29 de janeiro de 2007

Pode-se fazer duas concordâncias

Isso mesmo. Ou "podem-se fazer duas concordâncias" ou "pode-se fazer duas concordâncias". Essa estrutura tem dupla possibilidade de concordância porque pode ser analisada de duas maneiras diferentes. A primeira possibilidade é considerar poder fazer como uma locução verbal e, portanto, tratá-la como uma estrutura de voz passiva. Assim:
- podem fazer = locução verbal;
- duas concordâncias = sujeito;
- se = pronome apassivador.
A segunda análise possível trata a frase como um período composto (ou oração complexa, na denominação extremamente cabível de Evanildo Bechara, da qual podemos falar noutra ocasião), considerando fazer duas concordâncias como uma oração subordinada. Assim:
- pode = oração principal, na voz passiva;
- fazer duas concordâncias = oração subordinada substantiva subjetiva.
Na primeira análise, o verbo poder fica no plural para concordar com seu sujeito, duas concordâncias. Na segunda análise, o verbo poder fica no singular porque seu sujeito é uma oração (fazer duas concordâncias) e, nesse caso, o verbo fica sempre no singular.

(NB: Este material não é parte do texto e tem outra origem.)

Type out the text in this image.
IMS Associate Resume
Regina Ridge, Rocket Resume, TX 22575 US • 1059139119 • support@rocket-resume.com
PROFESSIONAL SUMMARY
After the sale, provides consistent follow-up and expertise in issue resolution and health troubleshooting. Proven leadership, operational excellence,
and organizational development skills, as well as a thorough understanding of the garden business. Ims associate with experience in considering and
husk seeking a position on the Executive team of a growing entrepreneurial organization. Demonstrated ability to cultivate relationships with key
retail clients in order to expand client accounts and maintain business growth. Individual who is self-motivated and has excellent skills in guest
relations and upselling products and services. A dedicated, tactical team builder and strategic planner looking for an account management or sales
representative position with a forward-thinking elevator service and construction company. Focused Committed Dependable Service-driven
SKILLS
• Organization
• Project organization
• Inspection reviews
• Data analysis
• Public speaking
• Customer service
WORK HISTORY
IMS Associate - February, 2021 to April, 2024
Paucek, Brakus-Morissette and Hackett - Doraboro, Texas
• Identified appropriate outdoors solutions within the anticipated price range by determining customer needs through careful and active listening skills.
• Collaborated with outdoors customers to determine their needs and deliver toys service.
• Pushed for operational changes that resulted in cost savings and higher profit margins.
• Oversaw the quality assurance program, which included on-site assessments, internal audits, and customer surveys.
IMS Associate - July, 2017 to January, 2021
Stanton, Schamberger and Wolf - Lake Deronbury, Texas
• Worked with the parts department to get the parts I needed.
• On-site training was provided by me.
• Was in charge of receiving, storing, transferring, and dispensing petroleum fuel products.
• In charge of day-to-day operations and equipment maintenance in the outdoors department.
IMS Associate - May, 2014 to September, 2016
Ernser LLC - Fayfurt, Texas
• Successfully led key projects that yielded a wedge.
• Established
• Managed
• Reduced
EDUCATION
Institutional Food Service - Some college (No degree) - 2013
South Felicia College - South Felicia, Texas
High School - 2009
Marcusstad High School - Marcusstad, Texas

No caso da frase que usei aqui, "Ouve-se pessoas dizerem", a análise que faço é a seguinte:
- ouve-se = oração principal, sendo o se
pronome apassivador;
- pessoas dizerem = oração subordinada substantiva
subjetiva, ou sujeito oracional.
Portanto, se o verbo tem sujeito oracional, fica no singular. Se eu dissesse "ouvem-se pessoas dizerem", eu cometeria uma estrutura que ainda não vi nenhuma gramática esclarecer bem, a qual mistura a voz passiva com o sujeito do infinitivo. Está certa? Provavelmente sim. Analisamos o caso noutra oportunidade.
O fato é que muita gente, inclusive professores e bancas examinadoras, acreditam que estruturas como Pôde-se ouvir os tiros ou Deve-se considerar esses problemas estão erradas. E não estão. Dica de macaco velho: em provas e concursos, use Puderam-se ouvir os tiros e Devem-se considerar esses problemas, só para garantir.
Aliás, voz passiva sintética é uma estrutura muito discutida e bastante intrigante da língua, e gera dúvidas as mais diversas. Por exemplo, hoje li num livro sobre relações internacionais a seguinte frase: "Quanto à Argentina, isolou-se-a da discussão por meio da construção de novos eixos etc". Isolou-se-a? Está certo isso?
Resposta e análise no próximo capítulo.

4 comentários:

Anônimo disse...

Adorei o blogue, não o conhecia ainda, mas a partir de agora vou ser um fã assíduo, foi uma boa explicação essa dos dois modos de análise, inclusive a dica para concursos, minha área em especial rs ;), gostaria de pedir que escrevesse sobre complemento nominal e adjunto adnominal.

Luis disse...

Caro anônimo.
Obrigado pela visita!

Complemento e adjunto? Olha, está aí um assunto que não tem a menor importância em concursos públicos, de maneira geral. Pode olhar as provas. Quase não aparece...

Abraço!

Rossana disse...

Verdade, os adjuntos são meros coadjuvantes, pois quando o substantivo nasceu, Deus disse: você será "o cara" e tudo girará em torno de ti, o resto será adjunto adnominal. rsrs
Ps.: adorei o blog

Semiógrafo disse...

Muito bom! Gostei do trecho onde você diz "não vi nenhuma gramática esclarecer bem". De fato, quando temos qualquer dúvida que foge ao lugar comum do "curso de português para estrangeiros", ficamos a ver navios. Precisamos de livros que tratem o leitor como capazes de consumir conhecimento sobre problemas de linguística e não apenas como consumidores de regras. Se ficarmos a depender apenas das regras, sempre encontraremos um caso que não se encaixa em nenhuma delas, sem sabermos sequer por onde começar a atacar o problema.